O Paradoxo da Pandemia (I)

Distracções”

O final de cada século trás sempre consigo um conjunto de medos e ansiedades, dúvidas e receios, que as profecias tenham acertado quanto ao final dos tempos.

O receio de falhas generalizadas, em áreas sensíveis, com destaque para a energia e os sistemas de comunicações e defesa, com especial enfoque nas centrais nucleares, dependentes de energia e programas informáticos, eram considerados sensíveis a tal ponto que se dizia até que os satélites e toda uma panóplia de instrumentos tinham incorporado um algoritmo, para “enganar” o relógio, assim a modos como que para as máquinas não darem pela passagem do século, tendo ficado conhecido como o “Bug do Milénio”.

Desde a bíblia, com o Armagedão, Nostrodamus, ao calendário Maia, e um sem número de personalidades, sustentavam interpretações para todos os gostos fatalistas.
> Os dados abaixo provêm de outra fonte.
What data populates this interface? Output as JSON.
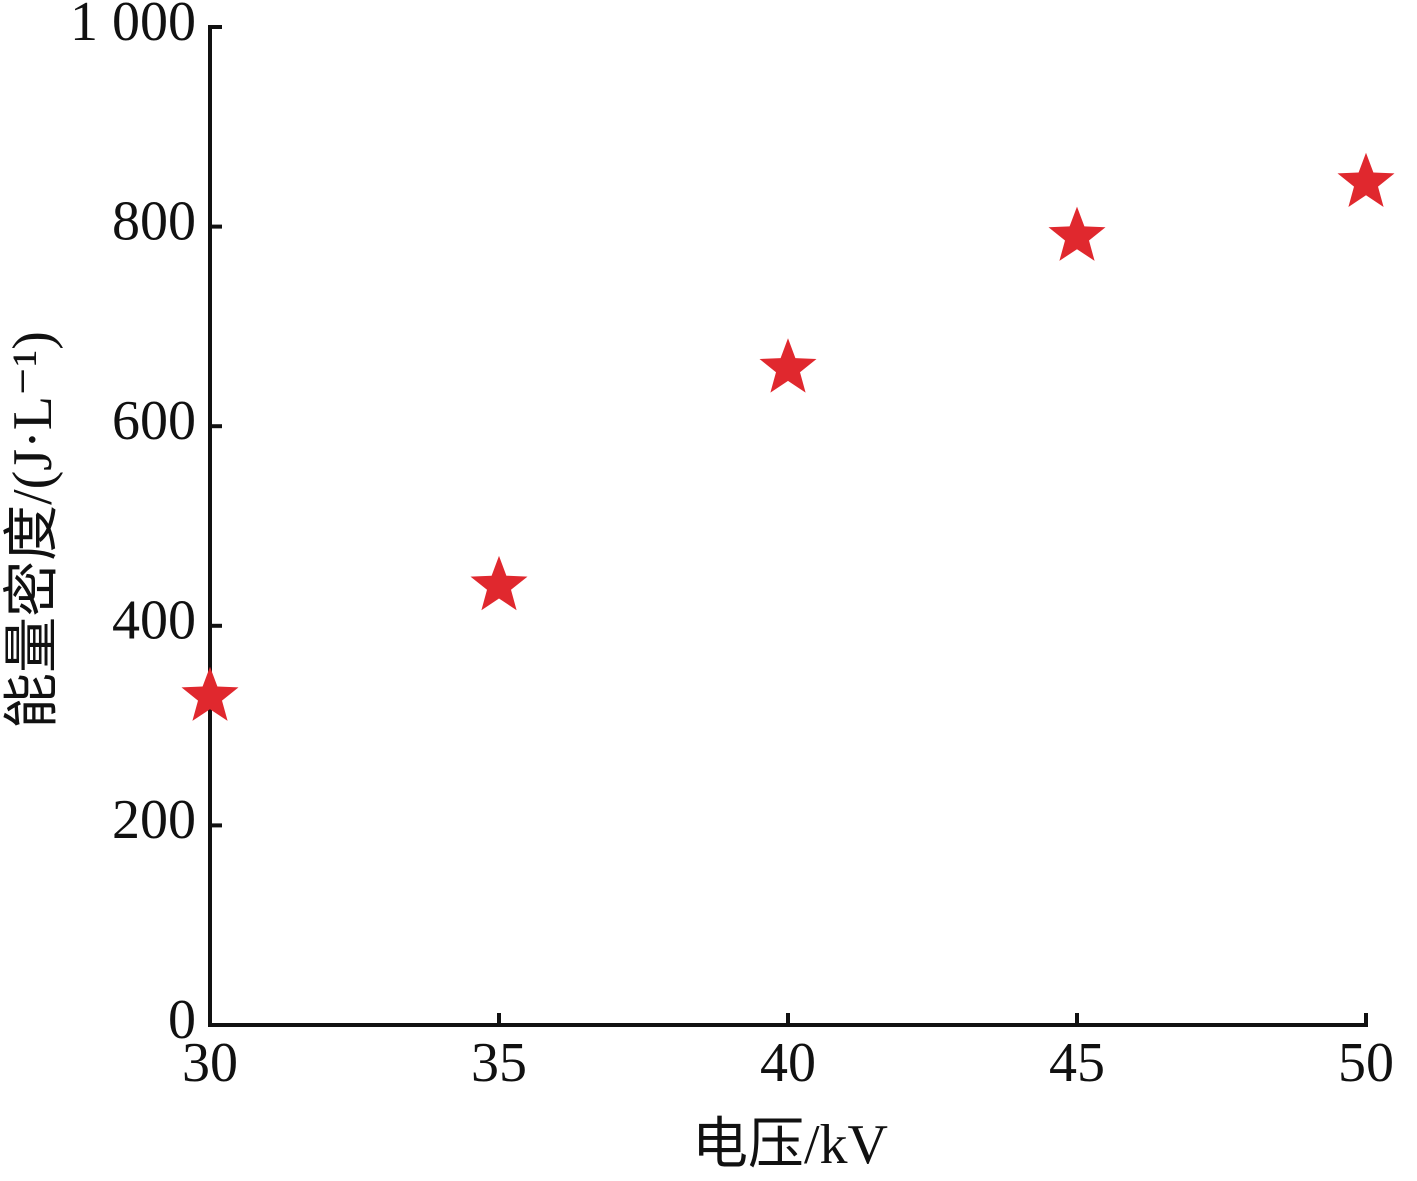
{
  "chart_data": {
    "type": "scatter",
    "xlabel": "电压/kV",
    "ylabel": "能量密度/(J·L⁻¹)",
    "series": [
      {
        "marker": "star",
        "color": "#e0282e",
        "x": [
          30,
          35,
          40,
          45,
          50
        ],
        "values": [
          329,
          440,
          658,
          790,
          844
        ]
      }
    ],
    "xlim": [
      30,
      50
    ],
    "xticks": [
      30,
      35,
      40,
      45,
      50
    ],
    "ylim": [
      0,
      1000
    ],
    "yticks": [
      0,
      200,
      400,
      600,
      800,
      {
        "value": 1000,
        "label": "1 000"
      }
    ],
    "grid": false
  }
}
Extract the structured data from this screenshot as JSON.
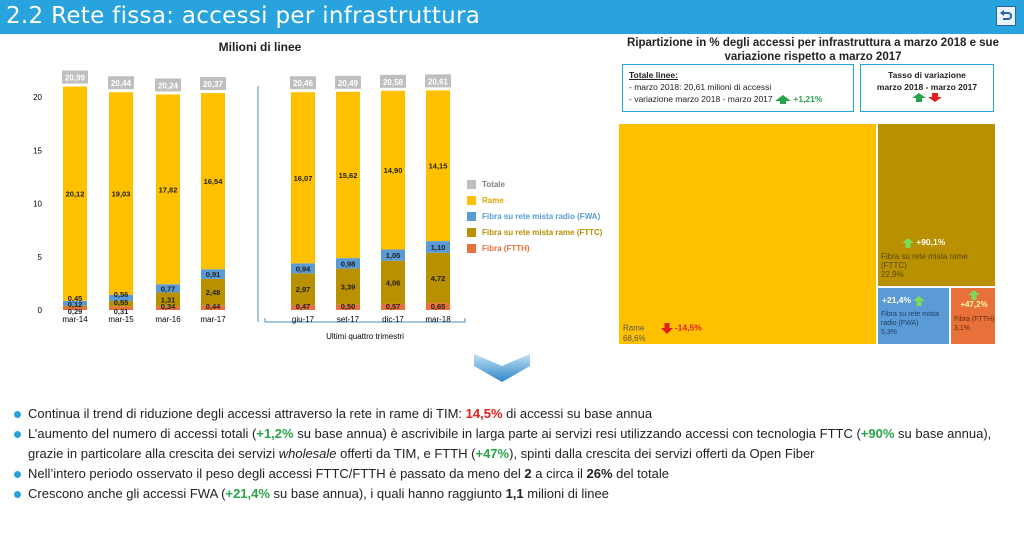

Quando na festa de fim de ano de 2000, se celebrou o final do século XX e inicio do século XXI, todas as atenções estavam viradas para o acontecimento, na expetativa de saber se as profecias eram certeiras, ou se pelo contrário, não passavam disso mesmo … profecias.

Mas para gáudio de todos nem no final do ano 2000, nem no final do ano 2001.

Essa circunstância obnubilou o discernimento geral, e passou despercebido o erro generalizado, em todo o planeta, pois o século XX, só terminaria no final do ano 2000, e o século XXI só se iniciaria a 1 de Janeiro de 2001. Quase ningém reparou nisso. A humanidade andava muito distraída.

Hoje, em pleno ano de 2020, o último ano da primeira década do século XXI, uma pandemia global, paralisou vários países, e mexeu definitivamente com a vida de milhões de seres humanos. O último da década ficará conhecido como “anno horribilis, para a humanidade”. Paradoxalmente, quando se iniciar a nova década do século, a segunda, em 2021, o Planeta agradecerá, uma vês que as agressões a que estava sendo sujeito, por parte da actividade humana, terão descido drasticamente, melhorando substancialmente as condições ambientais, que há tanto tempo o planeta reclamava. A humanidade andava muito distraída.

Se a actual pandemia tivesse ocorrido à 10 anos, as “profecias” teriam sido validadas como certeiras, tal o flagêlo que se vive com ela, e por causa dela, que o significado teria sido muito diferente do actual, e para pior.

Esta pandemia confronta a espécie humana, com várias mudanças de paradigma, desde logo, a forte consciencialização do quão frágil é a nossa civilização. As guerras do futuro não serão com armas nucleares ou atómicas, mas sim com armas biológicas, bacterianas e químicas, de fabrico humano, em laboratório, ou devido a praticas alimentares bizarras e contra-naturais que certos povos teimam em manter, sem que os restantes povos reajam a isso. A humanidade anda muito distraída.